Vorcaro, figura ligada a setores influentes do agronegócio e do empresariado, recebeu a distinção em solenidade promovida pelo Lide – o mesmo grupo que, sob a gestão de Doria, se posicionava como “defensor da ética, da transparência e do livre mercado”. No entanto, após surgirem questionamentos públicos sobre supostas ligações de Vorcaro com esquemas investigados ou com figuras controversas do establishment, o material desapareceu dos arquivos digitais do Lide. Capturas de tela e versões antigas do site mostram que o vídeo existia e era acessível, mas agora está indisponível ou foi deliberadamente retirado.

Para muitos observadores conservadores, o episódio não é mero descuido técnico: é mais uma evidência de como certas elites “limpam” sua imagem quando o vento muda de direção. João Doria, que usou o Lide como trampolim para sua carreira política e que sempre se vendeu como o “empresário honesto contra a corrupção”, parece ter aprendido rápido as regras do jogo: apagar o que incomoda, silenciar o que pode manchar. Enquanto isso, o mesmo grupo promove discursos moralistas em eventos fechados para a alta sociedade.

O caso ganha contornos ainda mais graves quando se lembra que o Lide, durante a pandemia, posicionou-se como voz “responsável” do setor privado, cobrando medidas duras do governo Bolsonaro e defendendo lockdowns e narrativas oficiais. Agora, com Vorcaro no centro de polêmicas, o silêncio e a remoção do vídeo sugerem que a “ética” pregada vale só até o momento em que afeta os próprios interesses ou alianças.

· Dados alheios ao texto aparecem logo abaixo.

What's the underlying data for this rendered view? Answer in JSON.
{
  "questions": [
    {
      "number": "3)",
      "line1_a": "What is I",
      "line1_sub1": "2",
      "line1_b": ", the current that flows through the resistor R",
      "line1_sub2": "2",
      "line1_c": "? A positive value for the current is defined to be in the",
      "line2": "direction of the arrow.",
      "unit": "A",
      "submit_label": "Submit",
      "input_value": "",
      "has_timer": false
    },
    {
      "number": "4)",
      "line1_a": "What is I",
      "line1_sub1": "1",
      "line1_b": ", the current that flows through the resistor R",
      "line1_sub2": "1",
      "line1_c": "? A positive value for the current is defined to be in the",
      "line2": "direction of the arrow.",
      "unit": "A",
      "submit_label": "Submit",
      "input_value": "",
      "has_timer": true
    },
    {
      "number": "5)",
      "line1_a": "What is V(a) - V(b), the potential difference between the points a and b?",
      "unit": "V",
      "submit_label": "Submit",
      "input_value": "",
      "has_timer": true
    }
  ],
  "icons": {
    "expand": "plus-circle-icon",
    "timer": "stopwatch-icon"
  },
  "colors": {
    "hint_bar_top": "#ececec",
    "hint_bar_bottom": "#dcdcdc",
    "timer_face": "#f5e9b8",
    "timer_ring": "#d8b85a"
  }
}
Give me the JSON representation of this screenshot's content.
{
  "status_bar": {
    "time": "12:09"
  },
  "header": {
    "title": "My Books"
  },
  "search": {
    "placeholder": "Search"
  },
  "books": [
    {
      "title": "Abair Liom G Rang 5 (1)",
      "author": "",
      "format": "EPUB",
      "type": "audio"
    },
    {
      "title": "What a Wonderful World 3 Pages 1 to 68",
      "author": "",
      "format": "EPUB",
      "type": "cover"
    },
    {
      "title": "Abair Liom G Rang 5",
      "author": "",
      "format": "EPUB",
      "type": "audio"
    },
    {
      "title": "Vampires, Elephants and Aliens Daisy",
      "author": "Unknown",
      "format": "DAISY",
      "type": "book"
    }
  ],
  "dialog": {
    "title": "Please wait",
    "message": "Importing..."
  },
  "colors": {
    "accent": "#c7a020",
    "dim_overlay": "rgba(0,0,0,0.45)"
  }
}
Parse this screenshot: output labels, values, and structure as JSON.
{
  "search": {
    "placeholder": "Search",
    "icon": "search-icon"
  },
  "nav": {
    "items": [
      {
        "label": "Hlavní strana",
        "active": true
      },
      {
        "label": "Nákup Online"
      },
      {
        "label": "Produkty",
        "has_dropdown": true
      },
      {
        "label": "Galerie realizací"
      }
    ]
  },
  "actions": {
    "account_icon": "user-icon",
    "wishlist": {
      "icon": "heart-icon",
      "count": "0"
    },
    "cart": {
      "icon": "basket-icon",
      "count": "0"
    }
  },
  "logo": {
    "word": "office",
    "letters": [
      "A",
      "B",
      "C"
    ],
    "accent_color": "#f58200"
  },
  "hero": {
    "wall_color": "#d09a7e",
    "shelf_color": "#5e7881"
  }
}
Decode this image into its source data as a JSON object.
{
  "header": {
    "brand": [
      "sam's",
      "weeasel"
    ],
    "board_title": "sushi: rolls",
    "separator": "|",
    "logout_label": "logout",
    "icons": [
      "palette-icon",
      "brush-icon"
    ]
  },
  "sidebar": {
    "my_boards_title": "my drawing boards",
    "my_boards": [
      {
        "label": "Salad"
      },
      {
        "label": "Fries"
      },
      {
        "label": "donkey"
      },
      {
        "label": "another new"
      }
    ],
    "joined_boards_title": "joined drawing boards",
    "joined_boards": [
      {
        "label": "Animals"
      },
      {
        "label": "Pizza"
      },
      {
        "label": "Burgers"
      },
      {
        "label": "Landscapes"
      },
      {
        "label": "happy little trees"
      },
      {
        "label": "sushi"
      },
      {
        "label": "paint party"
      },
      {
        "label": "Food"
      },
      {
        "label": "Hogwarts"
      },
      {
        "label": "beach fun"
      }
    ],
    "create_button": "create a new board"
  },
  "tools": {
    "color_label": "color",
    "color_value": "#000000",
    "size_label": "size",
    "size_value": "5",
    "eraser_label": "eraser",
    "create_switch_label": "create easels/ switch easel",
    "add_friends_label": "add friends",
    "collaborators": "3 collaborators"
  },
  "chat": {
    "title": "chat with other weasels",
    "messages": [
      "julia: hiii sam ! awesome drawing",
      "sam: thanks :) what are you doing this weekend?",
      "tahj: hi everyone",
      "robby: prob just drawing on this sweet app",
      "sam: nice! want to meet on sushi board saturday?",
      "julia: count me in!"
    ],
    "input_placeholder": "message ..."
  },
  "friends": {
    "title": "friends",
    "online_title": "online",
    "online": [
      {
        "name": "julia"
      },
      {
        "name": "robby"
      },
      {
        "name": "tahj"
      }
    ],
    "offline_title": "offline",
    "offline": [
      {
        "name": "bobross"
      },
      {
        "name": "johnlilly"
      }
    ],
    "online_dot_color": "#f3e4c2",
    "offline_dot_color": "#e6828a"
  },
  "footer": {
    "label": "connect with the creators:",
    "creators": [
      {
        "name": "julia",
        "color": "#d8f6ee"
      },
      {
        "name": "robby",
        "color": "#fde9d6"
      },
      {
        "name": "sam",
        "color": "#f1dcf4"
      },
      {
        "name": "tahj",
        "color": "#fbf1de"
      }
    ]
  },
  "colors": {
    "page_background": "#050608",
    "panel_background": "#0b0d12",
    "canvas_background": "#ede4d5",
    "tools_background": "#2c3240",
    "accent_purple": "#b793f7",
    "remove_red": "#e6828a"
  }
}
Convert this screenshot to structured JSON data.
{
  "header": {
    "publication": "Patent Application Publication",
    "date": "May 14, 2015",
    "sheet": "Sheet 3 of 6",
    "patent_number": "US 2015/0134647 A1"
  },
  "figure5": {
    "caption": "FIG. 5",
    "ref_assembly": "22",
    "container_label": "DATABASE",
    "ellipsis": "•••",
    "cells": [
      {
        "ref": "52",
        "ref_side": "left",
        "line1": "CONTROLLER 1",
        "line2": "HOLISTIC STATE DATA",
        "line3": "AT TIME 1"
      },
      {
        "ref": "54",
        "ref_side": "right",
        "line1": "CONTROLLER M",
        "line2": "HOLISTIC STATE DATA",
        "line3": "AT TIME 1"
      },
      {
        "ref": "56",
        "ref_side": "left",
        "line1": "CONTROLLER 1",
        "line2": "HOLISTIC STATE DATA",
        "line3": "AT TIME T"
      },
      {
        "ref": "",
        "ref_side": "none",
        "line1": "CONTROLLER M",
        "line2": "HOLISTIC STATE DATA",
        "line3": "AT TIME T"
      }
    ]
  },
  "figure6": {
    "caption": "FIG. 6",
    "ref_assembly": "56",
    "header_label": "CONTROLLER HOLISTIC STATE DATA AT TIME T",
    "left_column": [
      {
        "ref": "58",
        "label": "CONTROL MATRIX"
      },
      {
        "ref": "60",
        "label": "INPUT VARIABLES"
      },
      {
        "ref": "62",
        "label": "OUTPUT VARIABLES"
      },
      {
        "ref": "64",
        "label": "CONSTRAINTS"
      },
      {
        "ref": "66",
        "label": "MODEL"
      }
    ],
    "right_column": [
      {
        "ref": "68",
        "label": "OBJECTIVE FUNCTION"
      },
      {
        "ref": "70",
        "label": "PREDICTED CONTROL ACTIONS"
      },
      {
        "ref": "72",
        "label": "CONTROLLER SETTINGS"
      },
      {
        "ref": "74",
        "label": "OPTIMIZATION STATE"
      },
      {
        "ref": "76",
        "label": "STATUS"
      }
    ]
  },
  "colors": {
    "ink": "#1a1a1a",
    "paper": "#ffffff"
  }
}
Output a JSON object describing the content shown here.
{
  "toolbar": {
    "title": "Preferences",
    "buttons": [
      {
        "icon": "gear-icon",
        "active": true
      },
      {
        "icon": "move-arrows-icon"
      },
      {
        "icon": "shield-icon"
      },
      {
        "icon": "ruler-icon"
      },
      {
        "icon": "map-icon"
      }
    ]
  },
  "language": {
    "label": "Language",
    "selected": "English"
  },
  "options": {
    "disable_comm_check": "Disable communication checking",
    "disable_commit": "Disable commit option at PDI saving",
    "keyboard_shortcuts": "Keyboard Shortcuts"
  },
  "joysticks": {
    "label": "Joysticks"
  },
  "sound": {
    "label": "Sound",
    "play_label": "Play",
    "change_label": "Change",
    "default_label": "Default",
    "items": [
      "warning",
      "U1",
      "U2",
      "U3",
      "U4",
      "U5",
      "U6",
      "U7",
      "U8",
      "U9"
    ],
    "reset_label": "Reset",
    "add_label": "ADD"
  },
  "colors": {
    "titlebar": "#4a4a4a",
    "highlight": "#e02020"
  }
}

Conservadores e liberais que acompanham o tema veem nisso um padrão recorrente: a grande mídia e entidades como o Lide são rápidas em amplificar qualquer deslize da direita, mas lentas – ou seletivas – quando o assunto envolve seus próprios pares. “Se fosse um aliado de Bolsonaro premiado e depois questionado, a Globo faria plantão, o Lide se pronunciaria em nota oficial e o cancelamento seria imediato. Mas quando é do ‘nosso lado’, some o vídeo e segue o baile”, comentam internautas indignados.

Até o momento, nem o Lide, nem João Doria, nem Meyer Vorcaro se manifestaram oficialmente sobre a remoção do vídeo. A falta de explicação só alimenta especulações: o que exatamente queriam esconder? Que tipo de constrangimento evitam ao apagar um simples registro de premiação?

Enquanto isso, o episódio reforça uma lição amarga para o brasileiro comum: transparência e ética são cobradas de cima para baixo, mas raramente praticadas pelos que estão no topo. O Lide pode continuar promovendo jantares de gala e discursos bonitos sobre “valores republicanos”, mas ações como essa mostram o quanto essas palavras soam ocas quando confrontadas com a realidade.

O Brasil precisa de instituições – empresariais, políticas e midiáticas – que pratiquem o que pregam. Esconder vídeos não apaga fatos; só aumenta a desconfiança. E desconfiança, quando acumulada, vira rejeição total. O povo já percebeu: o jogo de aparências da elite não engana mais ninguém.